Manu Smriti III.55-59
Islam teaches us that in the sight of God, Allah Almighty says that all people are equal, regardless of gender. Although, people are not necessarily identical. There are differences of abilities, potentials, ambitions, wealth and so on. Reference is made to men and women through their attributes and deeds. Spiritual equality, responsibility and accountability for both men and women, is a well-developed theme in the Quran. Spiritual equality between men and women in the sight of God is not limited to purely spiritual or religious issues, but is the basis for equality in all temporal aspects of human endeavour.
"I shall not lose sight of the labour of any of you who labours in My way, be it man or woman; each of you is equal to the other." (3:195) Surah Ali Imran (Family of Imran)

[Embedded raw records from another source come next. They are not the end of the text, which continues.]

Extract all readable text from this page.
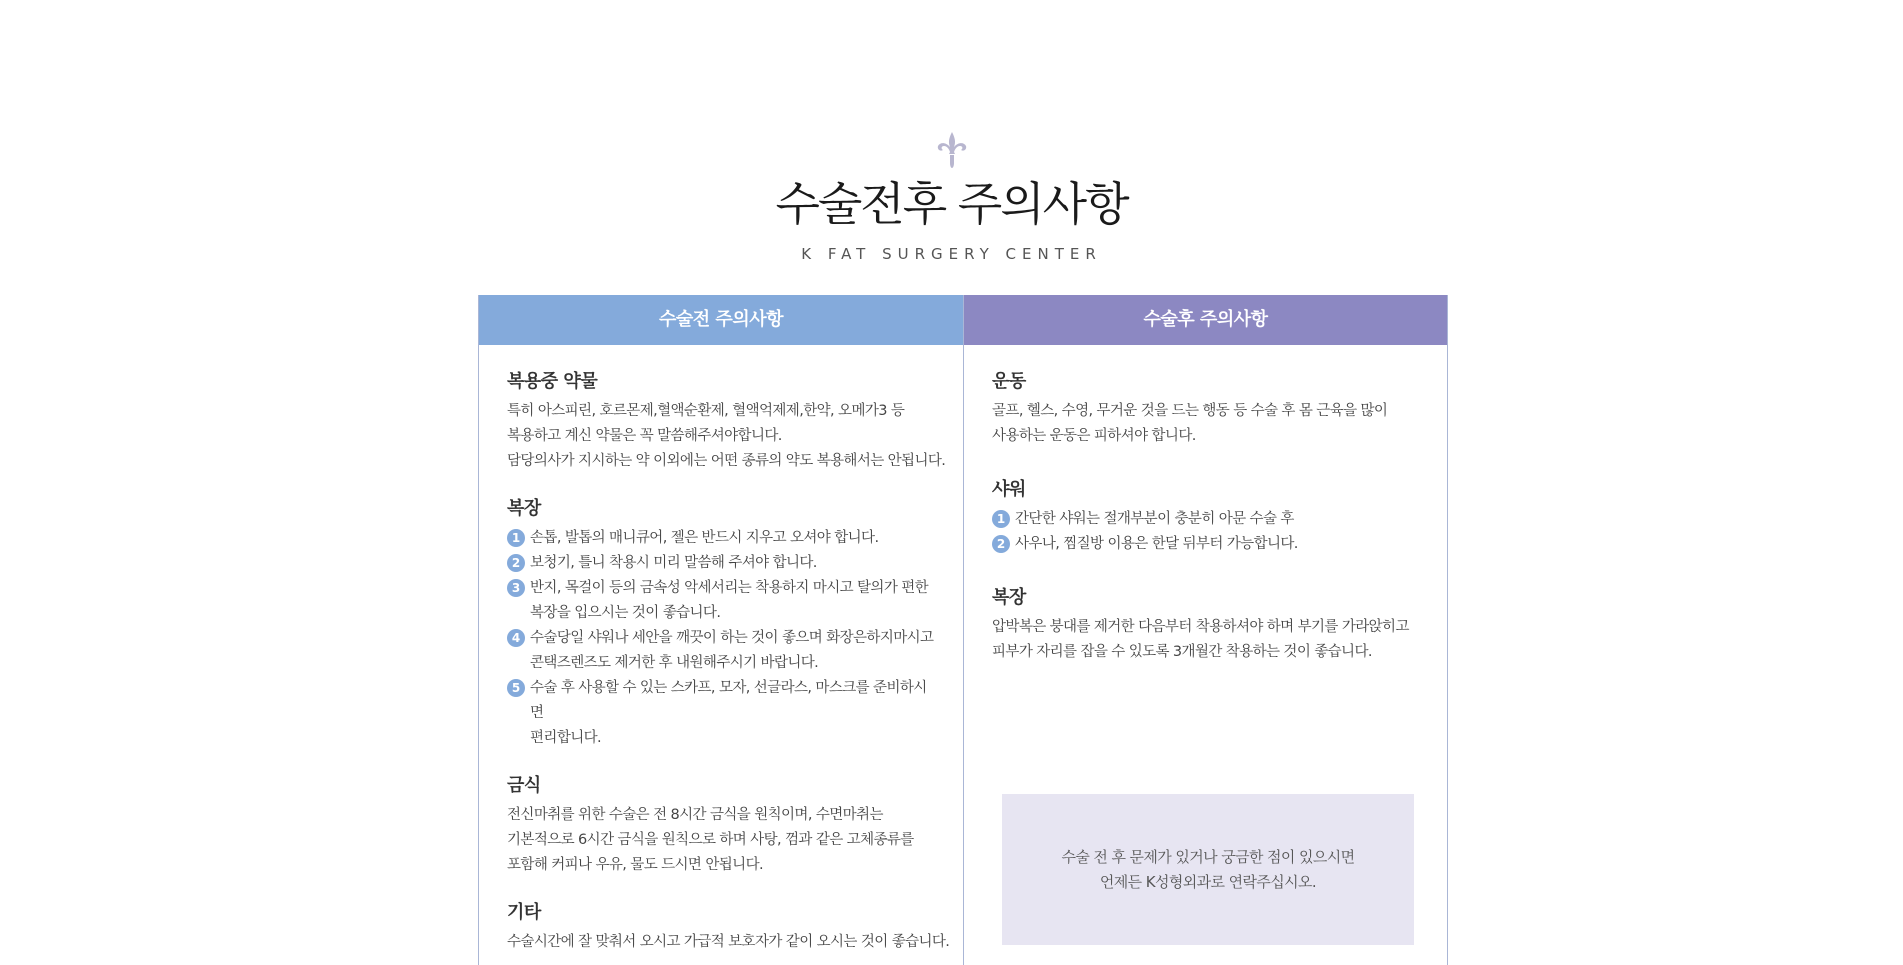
수술전후 주의사항
K FAT SURGERY CENTER
수술전 주의사항
복용중 약물
특히 아스피린, 호르몬제,혈액순환제, 혈액억제제,한약, 오메가3 등
복용하고 계신 약물은 꼭 말씀해주셔야합니다.
담당의사가 지시하는 약 이외에는 어떤 종류의 약도 복용해서는 안됩니다.
복장
1 손톱, 발톱의 매니큐어, 젤은 반드시 지우고 오셔야 합니다.
2 보청기, 틀니 착용시 미리 말씀해 주셔야 합니다.
3 반지, 목걸이 등의 금속성 악세서리는 착용하지 마시고 탈의가 편한
복장을 입으시는 것이 좋습니다.
4 수술당일 샤워나 세안을 깨끗이 하는 것이 좋으며 화장은하지마시고
콘택즈렌즈도 제거한 후 내원해주시기 바랍니다.
5 수술 후 사용할 수 있는 스카프, 모자, 선글라스, 마스크를 준비하시면
편리합니다.
금식
전신마취를 위한 수술은 전 8시간 금식을 원칙이며, 수면마취는
기본적으로 6시간 금식을 원칙으로 하며 사탕, 껌과 같은 고체종류를
포함해 커피나 우유, 물도 드시면 안됩니다.
기타
수술시간에 잘 맞춰서 오시고 가급적 보호자가 같이 오시는 것이 좋습니다.
수술후 주의사항
운동
골프, 헬스, 수영, 무거운 것을 드는 행동 등 수술 후 몸 근육을 많이
사용하는 운동은 피하셔야 합니다.
샤워
1 간단한 샤워는 절개부분이 충분히 아문 수술 후
2 사우나, 찜질방 이용은 한달 뒤부터 가능합니다.
복장
압박복은 붕대를 제거한 다음부터 착용하셔야 하며 부기를 가라앉히고
피부가 자리를 잡을 수 있도록 3개월간 착용하는 것이 좋습니다.
수술 전 후 문제가 있거나 궁금한 점이 있으시면
언제든 K성형외과로 연락주십시오.
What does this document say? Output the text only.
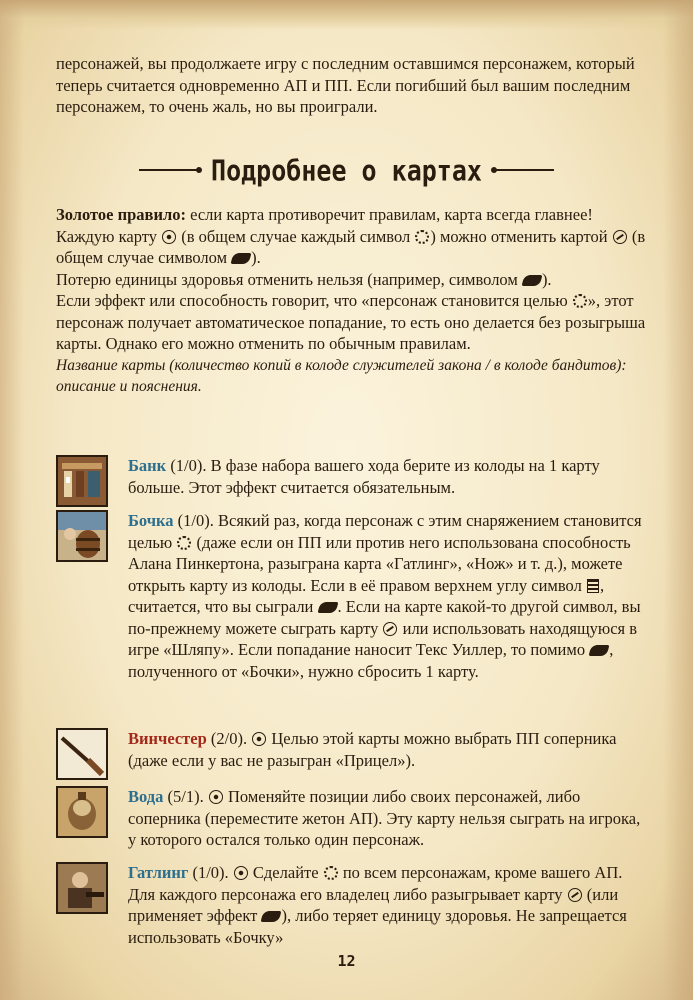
персонажей, вы продолжаете игру с последним оставшимся персонажем, который теперь считается одновременно АП и ПП. Если погибший был вашим последним персонажем, то очень жаль, но вы проиграли.

Подробнее о картах

Золотое правило: если карта противоречит правилам, карта всегда главнее!

Каждую карту  (в общем случае каждый символ ) можно отменить картой  (в общем случае символом ).

Потерю единицы здоровья отменить нельзя (например, символом ).

Если эффект или способность говорит, что «персонаж становится целью », этот персонаж получает автоматическое попадание, то есть оно делается без розыгрыша карты. Однако его можно отменить по обычным правилам.

Название карты (количество копий в колоде служителей закона / в колоде бандитов): описание и пояснения.

Банк (1/0). В фазе набора вашего хода берите из колоды на 1 карту больше. Этот эффект считается обязательным.

Бочка (1/0). Всякий раз, когда персонаж с этим снаряжением становится целью  (даже если он ПП или против него использована способность Алана Пинкертона, разыграна карта «Гатлинг», «Нож» и т. д.), можете открыть карту из колоды. Если в её правом верхнем углу символ , считается, что вы сыграли . Если на карте какой-то другой символ, вы по-прежнему можете сыграть карту  или использовать находящуюся в игре «Шляпу». Если попадание наносит Текс Уиллер, то помимо , полученного от «Бочки», нужно сбросить 1 карту.

Винчестер (2/0).  Целью этой карты можно выбрать ПП соперника (даже если у вас не разыгран «Прицел»).

Вода (5/1).  Поменяйте позиции либо своих персонажей, либо соперника (переместите жетон АП). Эту карту нельзя сыграть на игрока, у которого остался только один персонаж.

Гатлинг (1/0).  Сделайте  по всем персонажам, кроме вашего АП. Для каждого персонажа его владелец либо разыгрывает карту  (или применяет эффект ), либо теряет единицу здоровья. Не запрещается использовать «Бочку»

12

"The Believers, men and women, are protectors one of another." At-Tawbah 9:71
The Jewish tradition views all human beings - men, women and children - as being created in God’s image. Undermining the dignity and autonomy of women through control and violence is morally repugnant and has no place in Judaism. Jewish law fosters the belief that men and women are equal partners within the family unit, and men must behave with the utmost respect to their partners.
"A husband should love his wife as much as he does himself and should respect her more than he respects himself." Yevomot 62b
"A sage said that a man should be meticulous in giving proper respect to his wife, because the blessing of the household is by virtue of the wife." Bava Metzia 59a
Sathya Sai promotes respect and equality of men, women and children through a feeling of connection to one’s religion, to maintain the love, peace and harmony in the family circle. The key themes in Sri Sathya Sai teachings are living the five human values of truth, peace, love, right conduct and nonviolence.

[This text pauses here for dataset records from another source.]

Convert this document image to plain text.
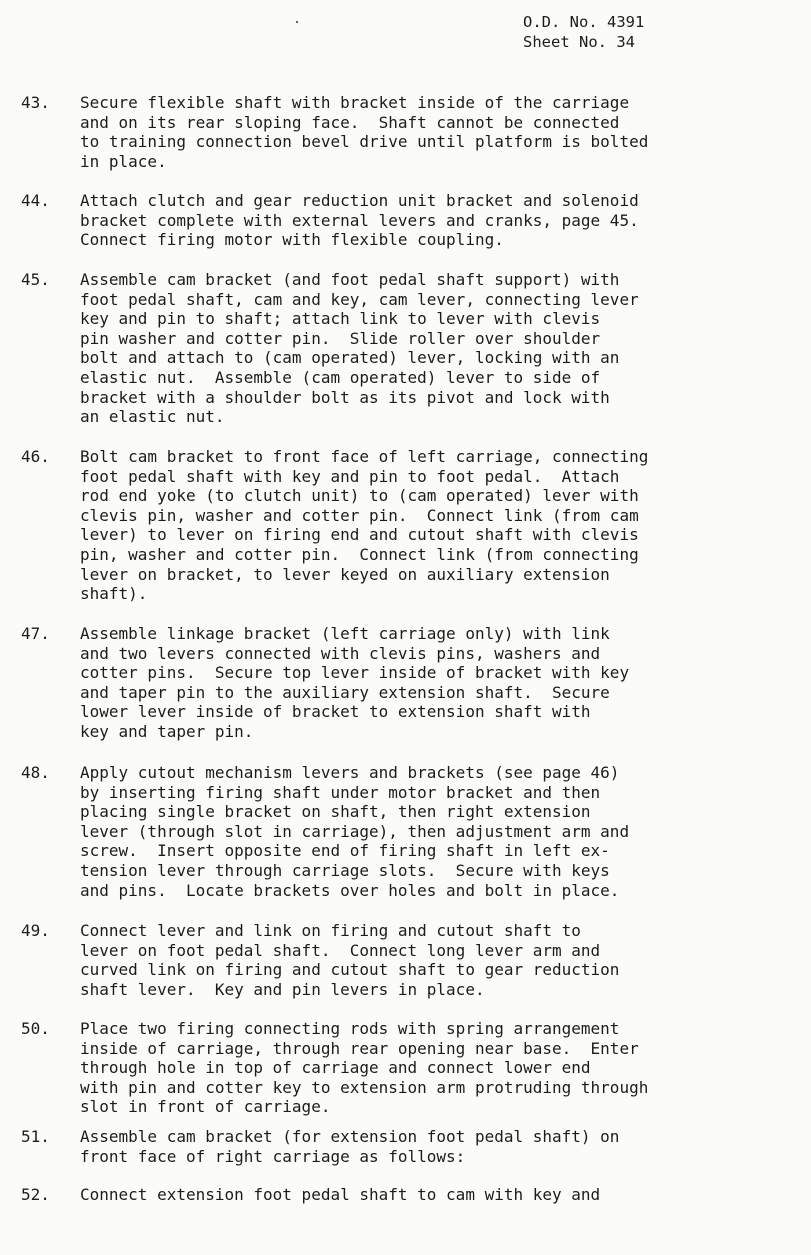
O.D. No. 4391
Sheet No. 34
43.	Secure flexible shaft with bracket inside of the carriage
and on its rear sloping face.  Shaft cannot be connected
to training connection bevel drive until platform is bolted
in place.
44.	Attach clutch and gear reduction unit bracket and solenoid
bracket complete with external levers and cranks, page 45.
Connect firing motor with flexible coupling.
45.	Assemble cam bracket (and foot pedal shaft support) with
foot pedal shaft, cam and key, cam lever, connecting lever
key and pin to shaft; attach link to lever with clevis
pin washer and cotter pin.  Slide roller over shoulder
bolt and attach to (cam operated) lever, locking with an
elastic nut.  Assemble (cam operated) lever to side of
bracket with a shoulder bolt as its pivot and lock with
an elastic nut.
46.	Bolt cam bracket to front face of left carriage, connecting
foot pedal shaft with key and pin to foot pedal.  Attach
rod end yoke (to clutch unit) to (cam operated) lever with
clevis pin, washer and cotter pin.  Connect link (from cam
lever) to lever on firing end and cutout shaft with clevis
pin, washer and cotter pin.  Connect link (from connecting
lever on bracket, to lever keyed on auxiliary extension
shaft).
47.	Assemble linkage bracket (left carriage only) with link
and two levers connected with clevis pins, washers and
cotter pins.  Secure top lever inside of bracket with key
and taper pin to the auxiliary extension shaft.  Secure
lower lever inside of bracket to extension shaft with
key and taper pin.
48.	Apply cutout mechanism levers and brackets (see page 46)
by inserting firing shaft under motor bracket and then
placing single bracket on shaft, then right extension
lever (through slot in carriage), then adjustment arm and
screw.  Insert opposite end of firing shaft in left ex-
tension lever through carriage slots.  Secure with keys
and pins.  Locate brackets over holes and bolt in place.
49.	Connect lever and link on firing and cutout shaft to
lever on foot pedal shaft.  Connect long lever arm and
curved link on firing and cutout shaft to gear reduction
shaft lever.  Key and pin levers in place.
50.	Place two firing connecting rods with spring arrangement
inside of carriage, through rear opening near base.  Enter
through hole in top of carriage and connect lower end
with pin and cotter key to extension arm protruding through
slot in front of carriage.
51.	Assemble cam bracket (for extension foot pedal shaft) on
front face of right carriage as follows:
52.	Connect extension foot pedal shaft to cam with key and
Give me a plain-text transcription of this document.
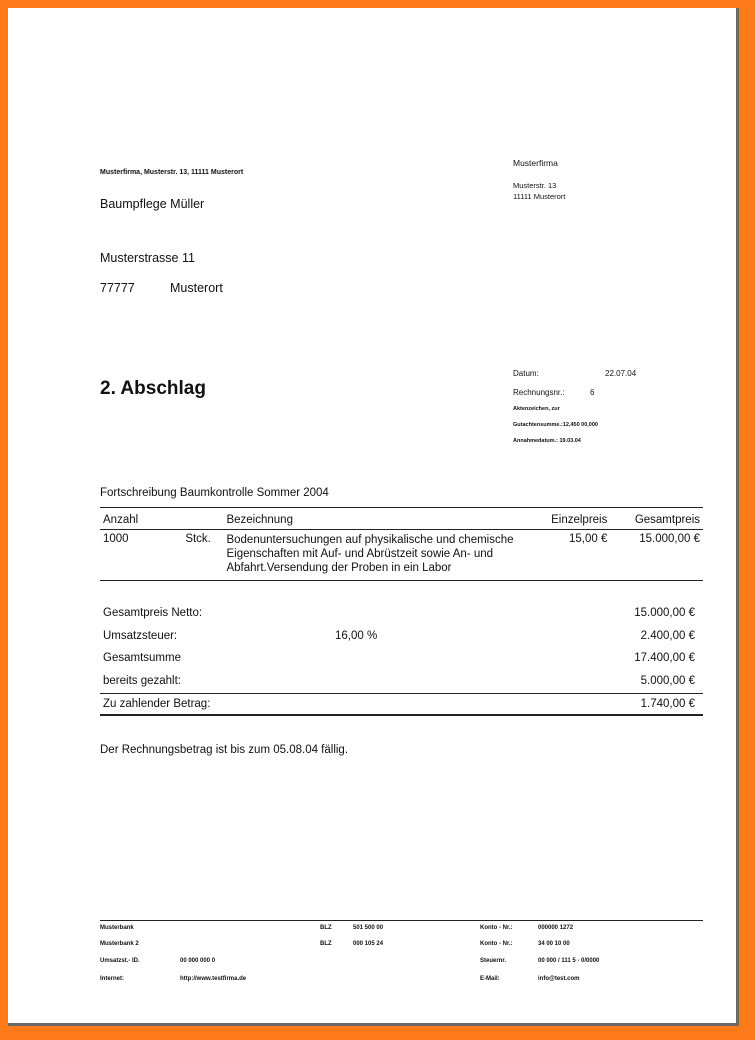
Musterfirma, Musterstr. 13, 11111 Musterort
Baumpflege Müller
Musterstrasse 11
77777	Musterort
Musterfirma
Musterstr. 13
11111 Musterort
2. Abschlag
Datum:	22.07.04
Rechnungsnr.:	6
Aktenzeichen, zur
Gutachtensumme.:12,450 00,000
Annahmedatum.: 19.03.04
Fortschreibung Baumkontrolle Sommer 2004
Anzahl		Bezeichnung	Einzelpreis	Gesamtpreis
1000	Stck.	Bodenuntersuchungen auf physikalische und chemische Eigenschaften mit Auf- und Abrüstzeit sowie An- und Abfahrt.Versendung der Proben in ein Labor	15,00 €	15.000,00 €
Gesamtpreis Netto:	15.000,00 €
Umsatzsteuer:	16,00 %	2.400,00 €
Gesamtsumme	17.400,00 €
bereits gezahlt:	5.000,00 €
Zu zahlender Betrag:	1.740,00 €
Der Rechnungsbetrag ist bis zum 05.08.04 fällig.
Musterbank	BLZ	501 500 00	Konto - Nr.:	000000 1272
Musterbank 2	BLZ	000 105 24	Konto - Nr.:	34 00 10 00
Umsatzst.- ID.	00 000 000 0	Steuernr.	00 000 / 111 5 - 0/0000
Internet:	http://www.testfirma.de	E-Mail:	info@test.com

“LOVE IS THE KEY...Love is all embracing; it cannot be confined to one person and denied to another. It is a current that flows through all both men and women. Love leads to expansion. Hatred leads to fear...” Sathya Sai Baba
“When there is harmony in the home, there will be order in the nation. When there is order in the nation, there will be PEACE in the world.” Sri Sathya Sai Baba
Sri Sathya Sai Baba teaches of the value of women, stating that ‘women have a vital role to play in the world.

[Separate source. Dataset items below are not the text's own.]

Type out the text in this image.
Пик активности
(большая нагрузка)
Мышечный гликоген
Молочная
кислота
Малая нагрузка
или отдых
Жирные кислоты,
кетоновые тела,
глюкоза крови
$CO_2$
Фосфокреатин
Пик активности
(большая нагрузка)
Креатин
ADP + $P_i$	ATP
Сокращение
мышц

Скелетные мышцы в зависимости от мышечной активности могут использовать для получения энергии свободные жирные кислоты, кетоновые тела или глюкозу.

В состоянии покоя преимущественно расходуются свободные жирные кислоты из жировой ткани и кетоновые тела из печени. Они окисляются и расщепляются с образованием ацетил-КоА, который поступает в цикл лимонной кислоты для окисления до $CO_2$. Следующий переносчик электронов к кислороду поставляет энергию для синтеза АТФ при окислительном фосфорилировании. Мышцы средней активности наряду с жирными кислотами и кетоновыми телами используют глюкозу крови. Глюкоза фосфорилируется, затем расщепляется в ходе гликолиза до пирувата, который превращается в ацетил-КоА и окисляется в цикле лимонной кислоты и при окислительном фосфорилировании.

Sikhism is built on the foundation of equality for all human, irrespective of gender, faith, caste, or creed. Women have equal status in every social, cultural and religious matters in the Sikh faith, where women play as an important role as any male in the Sikh faith.
“We are born of woman, we are conceived in the womb of woman, we are engaged and married to woman. We make friendship with woman and the lineage continued because of woman. When one woman dies, we take another one, we are bound with the world through woman. Why should we talk ill of her, who gives birth to kings? The woman is born from woman; there is none without her. Guru Nanak says, Only the One True Lord is without woman.”